Si hanno anche a. poliuretanici termoplastici, ottenuti dalla policondensazione di diisocianati con un leggero eccesso di un diolo (poliestere), in modo da ottenere un polimero a struttura lineare con terminazioni −OH e con peso molecolare dell'ordine di 100.000. Il grado di adesione esplicato da questi prodotti dipende largamente dal grado di cristallinità dei polimeri ottenuti; nel caso di prodotti con troppo bassa adesività, questa si può incrementare con introduzione di piccole quantità di isocianati reticolanti. A. di questo tipo si usano largamente in soluzione, per lo più di cloruro di metilene, per collegare pelli fra loro o con superfici di cloruro di polivinile, nella produzione di calzature, ma anche di altri materiali (gomma, metalli, legno, ecc.). Data la pericolosità del cloruro di metilene si cerca di sostituire queste soluzioni con dispersioni acquose. La dispersione si può ottenere usando tensioattivi o introducendo nella catena polimerica funzioni ioniche. Si possono ottenere dispersioni stabili con elevata percentuale di solido (40 ÷ 50%) o dispersioni miste con altri polimeri (ciò che non sempre si può ottenere nel caso di soluzioni in solventi organici); inoltre le dispersioni si possono addensare per aggiunta di fillers in modo da ottenere il grado di viscosità desiderato.
In questi ultimi anni sono stati compiuti notevoli progressi, specie su richiesta o da parte di industrie aeronautiche, aerospaziali, elettroniche, ecc., nella ricerca di a. per giunzioni assoggettabili a temperature anche molto alte e per tempi lunghi. I prodotti più importanti finora ottenuti sono a base di polimeri aromatici eterociclici, poliimmidi, polibenzoimidazoli, capaci di dare giunzioni resistenti a lungo (anche migliaia di ore) a temperature di 300 ÷ 320 °C, ma che per periodi di tempo più brevi possono arrivare a sopportare temperature anche dell'ordine di 500 ÷ 530 °C.
Molti di questi a. non sono in commercio perché prodotti direttamente dalle ditte utilizzatrici. Questi a. sono a base di resine, per lo più sotto forma di prepolimeri, stabili a temperatura ambiente, anche per diverse ore, ma che finiscono di condensare, e quindi d'indurire, per riscaldamento a temperature elevate, 230 ÷ 250 °C, sotto pressione (5 ÷ 10 atm); spesso la fase d'indurimento richiede tempi relativamente lunghi per riuscire a eliminare completamente componenti volatili che si sviluppano nella reazione di policondensazione (vapori d'acqua, di fenolo, ecc.). Per ridurre, o eliminare, lo sviluppo di prodotti volatili, nel caso dell'indurimento di resine poliimmidiche sono stati introdotti nei polimeri composti capaci di portare a catene aventi gruppi terminali insaturi, di tipo acetilenico.

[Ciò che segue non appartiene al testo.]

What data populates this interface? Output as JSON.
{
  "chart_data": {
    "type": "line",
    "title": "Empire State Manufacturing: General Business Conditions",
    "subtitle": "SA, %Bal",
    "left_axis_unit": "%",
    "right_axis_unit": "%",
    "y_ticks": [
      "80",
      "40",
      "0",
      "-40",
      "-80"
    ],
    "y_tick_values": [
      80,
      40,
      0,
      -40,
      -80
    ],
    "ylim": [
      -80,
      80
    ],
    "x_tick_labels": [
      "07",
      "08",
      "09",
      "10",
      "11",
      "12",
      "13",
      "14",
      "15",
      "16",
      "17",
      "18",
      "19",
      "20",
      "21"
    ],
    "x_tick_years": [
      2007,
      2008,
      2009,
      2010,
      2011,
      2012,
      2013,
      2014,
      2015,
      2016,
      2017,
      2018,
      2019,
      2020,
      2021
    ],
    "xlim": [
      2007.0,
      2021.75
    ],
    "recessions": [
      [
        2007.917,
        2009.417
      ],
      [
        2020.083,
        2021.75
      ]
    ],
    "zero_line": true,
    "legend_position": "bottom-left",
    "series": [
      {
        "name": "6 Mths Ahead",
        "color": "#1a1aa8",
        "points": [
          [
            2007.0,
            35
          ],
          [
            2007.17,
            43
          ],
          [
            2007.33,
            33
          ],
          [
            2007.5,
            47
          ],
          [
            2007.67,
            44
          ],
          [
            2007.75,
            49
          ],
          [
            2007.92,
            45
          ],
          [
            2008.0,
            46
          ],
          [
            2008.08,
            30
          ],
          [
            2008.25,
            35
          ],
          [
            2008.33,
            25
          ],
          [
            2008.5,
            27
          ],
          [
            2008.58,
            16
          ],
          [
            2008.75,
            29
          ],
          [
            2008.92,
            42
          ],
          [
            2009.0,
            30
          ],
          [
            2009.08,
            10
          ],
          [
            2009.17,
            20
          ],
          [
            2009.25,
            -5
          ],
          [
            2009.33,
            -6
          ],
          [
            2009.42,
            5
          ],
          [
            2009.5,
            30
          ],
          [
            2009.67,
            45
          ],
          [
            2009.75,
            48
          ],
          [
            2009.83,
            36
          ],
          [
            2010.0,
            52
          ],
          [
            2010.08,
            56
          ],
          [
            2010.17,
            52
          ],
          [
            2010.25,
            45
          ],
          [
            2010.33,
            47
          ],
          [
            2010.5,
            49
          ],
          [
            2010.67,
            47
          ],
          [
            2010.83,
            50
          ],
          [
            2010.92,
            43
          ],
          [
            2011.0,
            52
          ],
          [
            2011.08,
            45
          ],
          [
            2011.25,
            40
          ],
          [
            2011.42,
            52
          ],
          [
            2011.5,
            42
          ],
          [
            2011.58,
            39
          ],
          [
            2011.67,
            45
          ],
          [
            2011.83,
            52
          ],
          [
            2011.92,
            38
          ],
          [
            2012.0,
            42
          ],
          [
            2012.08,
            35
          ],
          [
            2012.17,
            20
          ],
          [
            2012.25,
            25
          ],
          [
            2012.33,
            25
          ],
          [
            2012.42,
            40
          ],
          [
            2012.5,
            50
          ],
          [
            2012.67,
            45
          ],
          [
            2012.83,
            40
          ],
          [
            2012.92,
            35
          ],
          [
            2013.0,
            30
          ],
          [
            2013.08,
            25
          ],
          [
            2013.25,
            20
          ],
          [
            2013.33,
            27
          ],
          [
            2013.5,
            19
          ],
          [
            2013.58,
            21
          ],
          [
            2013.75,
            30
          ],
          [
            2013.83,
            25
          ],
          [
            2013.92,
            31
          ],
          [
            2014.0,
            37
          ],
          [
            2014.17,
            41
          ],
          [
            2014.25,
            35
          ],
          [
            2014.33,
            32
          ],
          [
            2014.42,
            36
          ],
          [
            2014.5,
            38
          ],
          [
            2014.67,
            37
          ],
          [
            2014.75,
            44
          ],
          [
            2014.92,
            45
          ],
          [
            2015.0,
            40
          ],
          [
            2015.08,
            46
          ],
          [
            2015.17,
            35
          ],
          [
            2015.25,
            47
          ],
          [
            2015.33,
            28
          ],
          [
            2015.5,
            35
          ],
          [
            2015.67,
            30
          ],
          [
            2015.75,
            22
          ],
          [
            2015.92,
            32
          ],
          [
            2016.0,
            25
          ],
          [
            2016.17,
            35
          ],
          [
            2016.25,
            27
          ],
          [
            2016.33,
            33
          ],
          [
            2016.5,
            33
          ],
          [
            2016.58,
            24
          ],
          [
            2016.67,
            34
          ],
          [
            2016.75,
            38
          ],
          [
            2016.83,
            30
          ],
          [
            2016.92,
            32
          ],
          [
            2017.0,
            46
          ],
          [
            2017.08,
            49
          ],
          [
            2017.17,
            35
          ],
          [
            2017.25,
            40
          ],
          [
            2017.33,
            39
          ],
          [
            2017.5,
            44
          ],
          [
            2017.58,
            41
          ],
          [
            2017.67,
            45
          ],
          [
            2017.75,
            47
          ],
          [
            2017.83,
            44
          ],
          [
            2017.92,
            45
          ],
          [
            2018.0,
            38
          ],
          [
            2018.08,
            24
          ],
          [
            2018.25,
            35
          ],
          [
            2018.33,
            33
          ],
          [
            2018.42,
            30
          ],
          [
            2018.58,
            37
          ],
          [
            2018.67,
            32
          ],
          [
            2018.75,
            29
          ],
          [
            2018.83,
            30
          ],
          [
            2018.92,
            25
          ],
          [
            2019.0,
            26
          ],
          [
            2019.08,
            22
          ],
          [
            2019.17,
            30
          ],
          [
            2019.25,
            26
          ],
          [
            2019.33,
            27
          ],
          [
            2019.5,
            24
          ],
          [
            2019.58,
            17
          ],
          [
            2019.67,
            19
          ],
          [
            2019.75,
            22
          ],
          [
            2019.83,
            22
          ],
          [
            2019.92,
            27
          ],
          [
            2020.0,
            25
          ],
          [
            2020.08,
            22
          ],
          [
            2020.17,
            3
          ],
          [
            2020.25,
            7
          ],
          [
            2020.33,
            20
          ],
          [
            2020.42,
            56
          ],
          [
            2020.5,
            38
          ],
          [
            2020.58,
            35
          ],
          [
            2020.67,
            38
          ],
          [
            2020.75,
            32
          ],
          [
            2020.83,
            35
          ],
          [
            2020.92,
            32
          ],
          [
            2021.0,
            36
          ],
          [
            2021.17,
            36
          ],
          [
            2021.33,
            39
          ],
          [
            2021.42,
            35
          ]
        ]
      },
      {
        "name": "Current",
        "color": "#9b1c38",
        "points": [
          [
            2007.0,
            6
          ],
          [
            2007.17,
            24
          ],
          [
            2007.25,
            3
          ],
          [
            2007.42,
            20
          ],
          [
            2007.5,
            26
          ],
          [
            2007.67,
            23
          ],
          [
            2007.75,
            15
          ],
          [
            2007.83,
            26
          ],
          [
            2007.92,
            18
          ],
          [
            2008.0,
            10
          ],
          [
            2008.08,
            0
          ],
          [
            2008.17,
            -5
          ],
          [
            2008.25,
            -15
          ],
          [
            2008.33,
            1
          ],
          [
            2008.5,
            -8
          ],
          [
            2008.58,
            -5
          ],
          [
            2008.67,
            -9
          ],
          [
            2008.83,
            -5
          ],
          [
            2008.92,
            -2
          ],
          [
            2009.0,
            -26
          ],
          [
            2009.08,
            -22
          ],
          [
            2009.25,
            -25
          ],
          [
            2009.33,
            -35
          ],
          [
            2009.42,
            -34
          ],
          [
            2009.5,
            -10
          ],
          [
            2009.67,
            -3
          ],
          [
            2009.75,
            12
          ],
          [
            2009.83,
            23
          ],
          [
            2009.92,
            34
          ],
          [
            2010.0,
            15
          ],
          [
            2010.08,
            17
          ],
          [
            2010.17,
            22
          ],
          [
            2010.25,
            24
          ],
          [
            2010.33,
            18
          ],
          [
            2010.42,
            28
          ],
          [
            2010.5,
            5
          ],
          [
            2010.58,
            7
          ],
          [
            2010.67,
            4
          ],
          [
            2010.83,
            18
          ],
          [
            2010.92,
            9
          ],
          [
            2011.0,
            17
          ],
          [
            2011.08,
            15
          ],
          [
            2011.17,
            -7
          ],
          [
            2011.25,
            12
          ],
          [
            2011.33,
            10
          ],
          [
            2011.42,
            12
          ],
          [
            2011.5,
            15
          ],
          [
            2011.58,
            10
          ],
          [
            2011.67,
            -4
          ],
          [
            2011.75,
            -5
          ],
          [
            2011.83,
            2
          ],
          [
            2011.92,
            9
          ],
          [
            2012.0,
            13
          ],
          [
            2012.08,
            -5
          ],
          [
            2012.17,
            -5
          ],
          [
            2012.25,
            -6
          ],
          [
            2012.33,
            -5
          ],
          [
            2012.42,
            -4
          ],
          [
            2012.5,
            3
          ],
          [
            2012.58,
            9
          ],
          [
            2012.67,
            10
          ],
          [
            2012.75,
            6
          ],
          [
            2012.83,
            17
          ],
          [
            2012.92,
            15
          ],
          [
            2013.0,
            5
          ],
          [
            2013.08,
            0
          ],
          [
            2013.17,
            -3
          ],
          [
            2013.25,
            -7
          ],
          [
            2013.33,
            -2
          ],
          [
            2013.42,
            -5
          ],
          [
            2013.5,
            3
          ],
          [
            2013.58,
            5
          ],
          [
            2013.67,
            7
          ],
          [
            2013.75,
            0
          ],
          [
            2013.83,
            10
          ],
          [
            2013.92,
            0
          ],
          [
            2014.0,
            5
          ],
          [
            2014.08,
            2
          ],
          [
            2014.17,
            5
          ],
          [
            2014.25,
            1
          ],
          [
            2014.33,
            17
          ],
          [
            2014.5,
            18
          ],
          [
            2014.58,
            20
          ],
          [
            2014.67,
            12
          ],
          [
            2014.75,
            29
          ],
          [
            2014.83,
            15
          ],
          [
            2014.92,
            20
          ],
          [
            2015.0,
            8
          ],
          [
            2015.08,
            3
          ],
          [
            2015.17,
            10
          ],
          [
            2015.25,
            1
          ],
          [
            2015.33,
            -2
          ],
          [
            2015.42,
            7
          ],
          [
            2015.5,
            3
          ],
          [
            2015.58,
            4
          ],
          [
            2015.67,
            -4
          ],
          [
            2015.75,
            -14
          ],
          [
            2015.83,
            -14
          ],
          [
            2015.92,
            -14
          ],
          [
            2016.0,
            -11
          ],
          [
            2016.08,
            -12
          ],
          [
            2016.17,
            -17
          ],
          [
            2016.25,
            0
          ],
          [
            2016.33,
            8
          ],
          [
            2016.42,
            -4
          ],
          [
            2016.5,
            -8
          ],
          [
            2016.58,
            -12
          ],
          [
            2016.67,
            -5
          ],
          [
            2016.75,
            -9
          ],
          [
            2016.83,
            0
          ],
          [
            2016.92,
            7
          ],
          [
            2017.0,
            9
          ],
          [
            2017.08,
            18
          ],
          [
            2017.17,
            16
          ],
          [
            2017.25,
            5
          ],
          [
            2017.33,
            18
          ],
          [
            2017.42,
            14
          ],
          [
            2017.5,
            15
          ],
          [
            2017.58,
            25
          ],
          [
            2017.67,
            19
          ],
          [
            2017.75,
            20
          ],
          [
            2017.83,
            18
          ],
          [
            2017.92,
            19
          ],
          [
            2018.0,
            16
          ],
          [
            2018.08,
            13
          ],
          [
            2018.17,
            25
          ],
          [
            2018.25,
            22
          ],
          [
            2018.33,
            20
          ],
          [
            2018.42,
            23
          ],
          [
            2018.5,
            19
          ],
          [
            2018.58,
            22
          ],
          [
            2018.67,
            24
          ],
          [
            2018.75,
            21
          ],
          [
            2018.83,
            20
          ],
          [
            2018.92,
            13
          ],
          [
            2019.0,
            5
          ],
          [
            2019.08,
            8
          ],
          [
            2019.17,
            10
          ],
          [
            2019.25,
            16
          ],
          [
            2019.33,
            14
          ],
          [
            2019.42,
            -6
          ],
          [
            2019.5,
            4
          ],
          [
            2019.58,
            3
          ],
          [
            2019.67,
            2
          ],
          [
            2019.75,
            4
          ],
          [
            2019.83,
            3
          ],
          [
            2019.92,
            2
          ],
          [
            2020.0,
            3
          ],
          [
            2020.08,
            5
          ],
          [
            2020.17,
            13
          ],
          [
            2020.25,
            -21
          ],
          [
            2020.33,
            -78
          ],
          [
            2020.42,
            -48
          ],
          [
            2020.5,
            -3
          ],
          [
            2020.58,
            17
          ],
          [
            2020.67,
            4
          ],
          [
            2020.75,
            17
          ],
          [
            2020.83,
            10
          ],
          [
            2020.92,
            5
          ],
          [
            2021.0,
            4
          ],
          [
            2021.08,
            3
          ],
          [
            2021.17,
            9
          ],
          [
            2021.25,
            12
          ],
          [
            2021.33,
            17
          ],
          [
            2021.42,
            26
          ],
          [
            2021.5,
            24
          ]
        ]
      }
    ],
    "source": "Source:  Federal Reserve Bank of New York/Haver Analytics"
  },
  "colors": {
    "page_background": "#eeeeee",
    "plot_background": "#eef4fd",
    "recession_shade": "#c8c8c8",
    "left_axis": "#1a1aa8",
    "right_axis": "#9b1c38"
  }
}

Le polichinossaline hanno struttura amorfa, sono solubili in solventi (per es. m−cresolo) e possono quindi essere applicate in soluzione. Sono state preparate anche fenilchinossaline nelle quali l'introduzione del gruppo fenilico impartisce oltre che buona solubilità anche termoplasticità a polimeri di relativamente elevato peso molecolare. Prodotti di questo tipo si prestano anche a dare film utilizzabili per collegare fra loro lastre metalliche di grande superficie. Introducendo in oligomeri di fenilchimossalina gruppi terminali o laterali insaturi si hanno prodotti suscettibili di dare origine a reticolazione e a giunzioni più resistenti al calore.